Proponents of mandated assessment have also undercut their own assertions of respect for institutional differences by pointing to specific institutions as exemplars of “good practice.” They do not pause to consider whether a model devised at one type of institution, for example, a small Roman Catholic liberal arts college or a middle-sized state institution initially founded for the purpose of teacher training and now embracing an expanded purpose, is necessarily—or properly—transferable to other kinds of institutions. Nor do they pause to note that successful assessment tools may be successful not because of their intrinsic merit, but because the ambience and scale of a particular campus already guarantee those conditions of teaching and learning conducive to such an assessment. The findings and conclusions of a study of student progress at a primarily residential four-year liberal arts college with a high rate of successful degree completion may tell us little or nothing about a large urban campus with significant dropout rates and a greater number of student transfers. Either of these institutions might be more appropriately compared to a peer institution in another state than to another institution that happens to be in the same state. To encourage institutions to develop their own instruments for assessment does not necessarily mean that the outcomes of the various assessment instruments will be properly acknowledged as logical extensions of institutional differences, since, as we have already said, higher education agencies tend to want the kinds of data that facilitate comparisons among institutions.

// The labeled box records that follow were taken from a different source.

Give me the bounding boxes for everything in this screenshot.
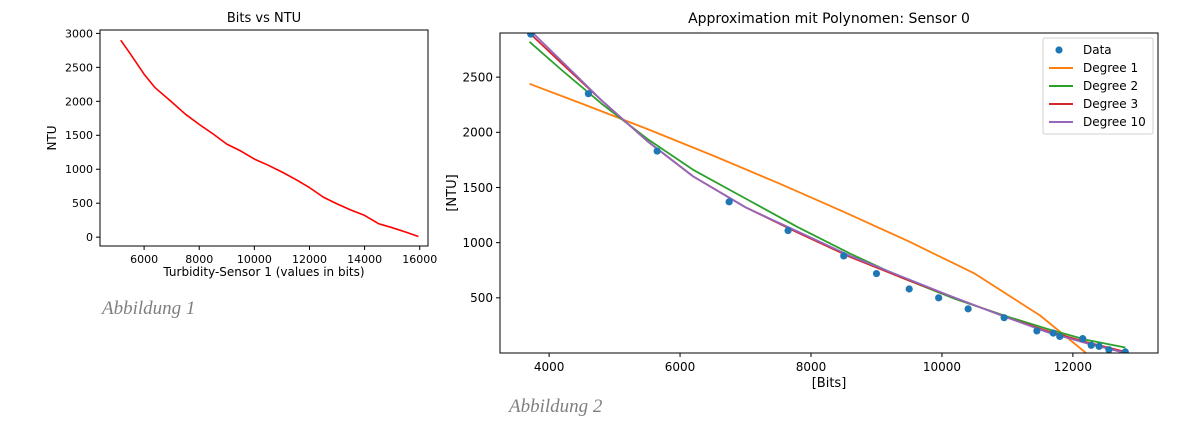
chart1-series-line-0 <box>120 39 419 238</box>
chart1-y-tick-label: 1000 <box>65 163 93 176</box>
chart2-data-point <box>1049 329 1057 337</box>
chart2-data-point <box>1095 342 1103 350</box>
chart2-data-point <box>584 90 592 98</box>
chart2-data-point <box>872 269 881 278</box>
chart1-y-axis-label: NTU <box>45 125 59 150</box>
chart1-x-tick-label: 10000 <box>237 253 272 266</box>
chart2-data-point <box>905 285 913 293</box>
chart2-data-point <box>1033 327 1041 335</box>
chart2-data-point <box>1121 348 1129 353</box>
chart2-legend-label: Data <box>1083 43 1112 57</box>
chart1-x-axis-label: Turbidity-Sensor 1 (values in bits) <box>162 265 364 279</box>
chart2-legend-label: Degree 3 <box>1083 97 1138 111</box>
chart1-x-tick-label: 14000 <box>347 253 382 266</box>
chart1-y-tick-label: 2500 <box>65 61 93 74</box>
chart2-axes-frame <box>499 32 1159 354</box>
chart2-y-tick-label: 1000 <box>462 236 493 250</box>
chart1-title: Bits vs NTU <box>227 11 301 26</box>
chart1-y-tick-label: 1500 <box>65 129 93 142</box>
chart2-x-tick-label: 4000 <box>534 360 565 374</box>
chart1-y-tick-label: 500 <box>72 197 93 210</box>
chart2-legend <box>1042 37 1154 135</box>
chart1-plot-area <box>120 39 419 238</box>
chart2-data-point <box>527 33 535 38</box>
chart2-series-line-degree-10 <box>531 33 1126 353</box>
chart2-legend-label: Degree 1 <box>1083 61 1138 75</box>
chart2-legend-label: Degree 2 <box>1083 79 1138 93</box>
chart2-data-point <box>725 198 733 206</box>
chart2-data-point <box>1087 341 1095 349</box>
chart2-x-axis-label: [Bits] <box>812 376 847 391</box>
chart2-y-axis-label: [NTU] <box>445 174 460 211</box>
chart2-data-point <box>935 294 943 302</box>
chart2-legend-label: Degree 10 <box>1083 115 1146 129</box>
chart1-y-tick-label: 3000 <box>65 27 93 40</box>
chart2-title: Approximation mit Polynomen: Sensor 0 <box>688 11 970 27</box>
chart2-data-point <box>1056 332 1064 341</box>
chart2-y-tick-label: 2000 <box>462 126 493 140</box>
chart1-x-tick-label: 16000 <box>402 253 437 266</box>
chart2-y-tick-label: 2500 <box>462 70 493 84</box>
chart2-y-tick-label: 1500 <box>462 181 493 195</box>
chart2-x-tick-label: 8000 <box>796 360 827 374</box>
chart2-series-line-degree-2 <box>528 41 1126 349</box>
chart1-axes-frame <box>99 29 429 247</box>
chart1-x-tick-label: 6000 <box>130 253 158 266</box>
chart2-x-tick-label: 10000 <box>923 360 961 374</box>
chart2-series-line-degree-1 <box>529 82 1087 353</box>
chart2-data-point <box>1105 346 1113 353</box>
chart2-data-point <box>840 252 848 260</box>
chart2-x-tick-label: 6000 <box>665 360 696 374</box>
figure-2-caption: Abbildung 2 <box>509 396 603 417</box>
chart2-series-line-degree-3 <box>528 33 1126 353</box>
chart1-y-tick-label: 2000 <box>65 95 93 108</box>
chart2-data-point <box>653 147 661 155</box>
chart2-y-tick-label: 500 <box>470 291 493 305</box>
chart1-x-tick-label: 8000 <box>185 253 213 266</box>
chart1-x-tick-label: 12000 <box>292 253 327 266</box>
chart2-legend-marker <box>1055 46 1063 54</box>
chart2-x-tick-label: 12000 <box>1054 360 1092 374</box>
chart2-data-point <box>1000 314 1008 322</box>
chart2-data-point <box>964 305 972 313</box>
chart2-data-point <box>1079 335 1087 343</box>
chart1-y-tick-label: 0 <box>86 231 93 244</box>
figure-1-caption: Abbildung 1 <box>102 298 196 319</box>
chart2-data-point <box>784 226 792 235</box>
chart2-plot-area <box>527 33 1129 353</box>
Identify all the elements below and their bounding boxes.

2.     Skills Versus Values

Although any mandated assessment plan might be resisted as an effort to increase external political control over colleges and universities, or dismissed as a cynical public relations ploy, we have no doubt that many supporters and practitioners of mandated assessment are motivated by legitimate and well-intentioned concern for educational quality. But their motivations are diversely grounded and sometimes mutually exclusive. Some educational and political leaders, viewing with alarm the decline in standardized test scores nationwide, tend to focus their attention on the need for colleges and universities to certify that students have attained certain basic educational skills. Others profess primary concern for the student’s acquisition of moral values. For them, assessment presents itself as an additional means for achieving curricular change of the sort called for in various books and national reports published in the second half of the 1980s. Though inevitably these goals overlap—indeed, most in either group would probably state their belief in the importance of the purposes espoused by the other—they cannot be reached by similar means or tested by the same instruments. Indeed, as a practical matter, it is not even clear that in a time of budgetary constraints they can both be realized as a part of the same agenda. Given such competing demands, it is likely that mandated assessment will force a change in curriculum, not in order to produce a better-educated student, but to enhance the “measurability” of the outcomes.

As a general rule, those standardized measurement instruments that are the easiest to replicate are the least valid in any context other than the assessment of basic skills. As we have already noted, colleges and universities already employ such standardized tests as the ACT and the SAT to assist them in determining the admissibility of prospective undergraduate students, just as graduate and professional programs employ a variety of other standardized tests to measure undergraduate preparation at their respective entry levels. What lends this process some degree of credibility—despite the well-recognized misuse of these instruments when they are devised without proper regard for persons of varying cultural backgrounds—is that the interpretation of results is usually tailored to the mission of the particular institution. Test scores, if they are used in conjunction with other evaluative instruments such as a student’s standing as a graduating senior in high school, may argue for admission to one institution if not to another. This capacity to differentiate among students is the particular genius of American higher education: that in its diversity of institutional purposes, it offers a flexible response to different student needs and abilities while ensuring that access to higher education remains a proper part of education for the citizenry of a democratic society. Historically, faculty members and administrators have assumed that test measurements are retrospective, determining admissibility on the basis of the student’s demonstrated pre-collegiate or pre-professional skills.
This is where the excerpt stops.